Women across Papua New Guinea are constrained by social norms from fully participating in public life of all kinds. Much of this stems from traditional ideas of biology that posit the female as constitutively inferior to the male, and therefore inimitable to masculinity itself. As a result, in the delivery of health services, women are fundamentally disadvantaged, both by a lack of western biomedical information and a belief that they are more ‘feral’ and unsuited to treatment itself. As wild and unsocial beings, they simply need less care. They are also less likely then men to seek care, even when pregnant or nursing small children. Our larger project has brought university educated PNG women into the field as fieldworkers, and now aims to train women to provide medical services to women themselves, as a demonstration of their capacity to perform medical services as well as their value to the community by receiving specialized care.
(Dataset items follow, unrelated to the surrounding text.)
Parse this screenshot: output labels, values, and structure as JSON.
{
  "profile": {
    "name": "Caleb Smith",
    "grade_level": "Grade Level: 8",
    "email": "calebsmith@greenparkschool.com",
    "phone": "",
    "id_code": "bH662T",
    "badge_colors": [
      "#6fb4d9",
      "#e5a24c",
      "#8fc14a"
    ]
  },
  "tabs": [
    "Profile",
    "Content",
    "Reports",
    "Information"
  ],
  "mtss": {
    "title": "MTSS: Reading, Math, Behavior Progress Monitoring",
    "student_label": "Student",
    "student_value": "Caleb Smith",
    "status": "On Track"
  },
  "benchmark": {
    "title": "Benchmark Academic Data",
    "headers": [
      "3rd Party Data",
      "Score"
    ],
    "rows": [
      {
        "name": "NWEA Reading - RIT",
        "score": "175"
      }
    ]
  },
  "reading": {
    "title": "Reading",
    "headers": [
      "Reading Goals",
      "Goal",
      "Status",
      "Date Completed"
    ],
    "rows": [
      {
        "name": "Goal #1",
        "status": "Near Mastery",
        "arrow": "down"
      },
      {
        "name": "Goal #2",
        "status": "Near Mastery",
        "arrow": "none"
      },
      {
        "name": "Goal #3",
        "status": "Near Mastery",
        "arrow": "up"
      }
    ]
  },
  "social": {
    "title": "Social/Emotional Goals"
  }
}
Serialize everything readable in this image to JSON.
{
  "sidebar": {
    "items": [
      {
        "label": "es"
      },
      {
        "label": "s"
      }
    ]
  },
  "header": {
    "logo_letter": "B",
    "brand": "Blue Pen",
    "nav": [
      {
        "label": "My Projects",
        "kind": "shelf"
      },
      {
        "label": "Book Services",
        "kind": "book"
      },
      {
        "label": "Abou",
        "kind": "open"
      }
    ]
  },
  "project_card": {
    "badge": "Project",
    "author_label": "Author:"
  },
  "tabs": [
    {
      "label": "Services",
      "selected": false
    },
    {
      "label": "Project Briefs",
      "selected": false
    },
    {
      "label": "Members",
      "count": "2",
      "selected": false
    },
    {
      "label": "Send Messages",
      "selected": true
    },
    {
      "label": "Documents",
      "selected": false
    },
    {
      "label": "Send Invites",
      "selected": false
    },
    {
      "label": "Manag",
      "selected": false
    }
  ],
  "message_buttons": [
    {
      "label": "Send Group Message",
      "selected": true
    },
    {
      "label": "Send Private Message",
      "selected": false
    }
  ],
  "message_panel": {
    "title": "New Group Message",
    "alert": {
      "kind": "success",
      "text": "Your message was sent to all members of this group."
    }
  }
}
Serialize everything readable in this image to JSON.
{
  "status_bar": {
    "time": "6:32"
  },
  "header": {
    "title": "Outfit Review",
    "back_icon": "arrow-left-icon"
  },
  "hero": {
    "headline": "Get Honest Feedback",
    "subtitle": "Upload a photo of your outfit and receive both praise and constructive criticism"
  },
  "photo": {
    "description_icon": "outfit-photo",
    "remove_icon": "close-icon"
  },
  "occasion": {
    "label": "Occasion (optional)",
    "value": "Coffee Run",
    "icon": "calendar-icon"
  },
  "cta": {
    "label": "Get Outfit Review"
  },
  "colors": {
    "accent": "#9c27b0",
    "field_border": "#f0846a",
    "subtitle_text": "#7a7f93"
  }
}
Does your project involve women in one or more of the following stages of the technology lifecycle? Identification of the problem the technology will solve:

Technology design, Technology introduction, Technology training, Technology supply and distribution, Assessment and evaluation.

If you checked any of the boxes above, please explain how you will ensure women’s involvement in each relevant phase of the technology lifecycle.

Indigenous Papua New Guinean women are involved in our team research, the design, the training for and administration of these mobile clinics, as well as being the primary audience. Because our work is anthropological at its base, we maintain an ethic of gender equality in our fieldwork, to capture data from the full population. This in itself promotes the training of women on the ground who may be interested in working with our teams as indigenous ethnographers. For the mobile clinics, we are specifically seeking local women volunteers to train as health workers and climb back and forth from these remote cave sites to treat the most vulnerable populations.

If women are a focus of your project, how did this focus evolve?

The project developed a focus on women over time..

Which type of women will your project reach directly?

Rural.

In what ways does your project team/leadership involve women?

It is led by a woman/women from a developing country., The core project team includes women from developing countries..

Has your organization formed any new partnerships in response to this challenge? If so, with what type/s of organization/s?

Non-profit/NGO/community-based organization, For-profit, Government, Women's organization.

Has your project leadership had prior experience with the following?

Working with women, Working to increase women's economic empowerment through technology, Working on innovation.